Nectar Helps Bees’ Medicine Go Down
Home-based bird watchers might have mixed up a batch of nectar to attract the feathered objects of their affection. It's pretty easy—just mix sugar and water. But the real stuff is a lot more complex—nearly all nectars are laced with amino acids, and some contain alkaloids, like nicotine and caffeine.
What’s the plants’ motivation for producing such chemicals? "It's possible that this is an antimicrobial adaptation of plants—that they're toxifying their nectar to protect it from spoilage by yeast or other microbes." Leif Richardson, an ecologist at the University of Vermont. He says the compounds might also be a chemical defense. "Maybe the compounds are deterrent to nectar robbers, who take nectar without pollinating." And yes, "nectar robbing is indeed a thing."

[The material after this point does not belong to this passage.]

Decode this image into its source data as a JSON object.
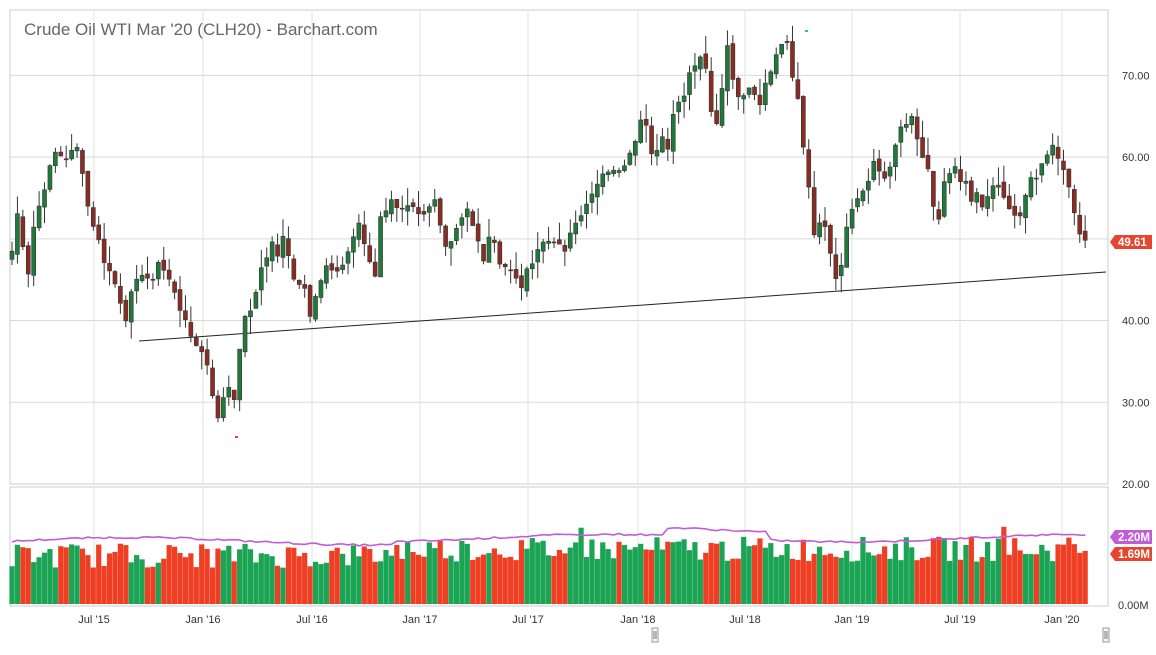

But Richardson and his colleagues have come up with yet another function for nectar's chemicals: as medicine for bees. They found compounds in the nectar of wild tobacco, linden, and white turtlehead flowers that cut the numbers of a common gut parasite in bumblebees by as much as 80 percent. The results are in the journal Proceedings of the Royal Society B. [Leif L. Richardson et al: Secondary metabolites in floral nectar reduce parasite infections in bumblebees]
The big unanswered question here is whether bees might actually self-medicate when they're sick. Preliminary work suggests they do. And if that notion holds true, farmers and home gardeners alike could boost bee health—simply by growing plants that serve up the right medicine.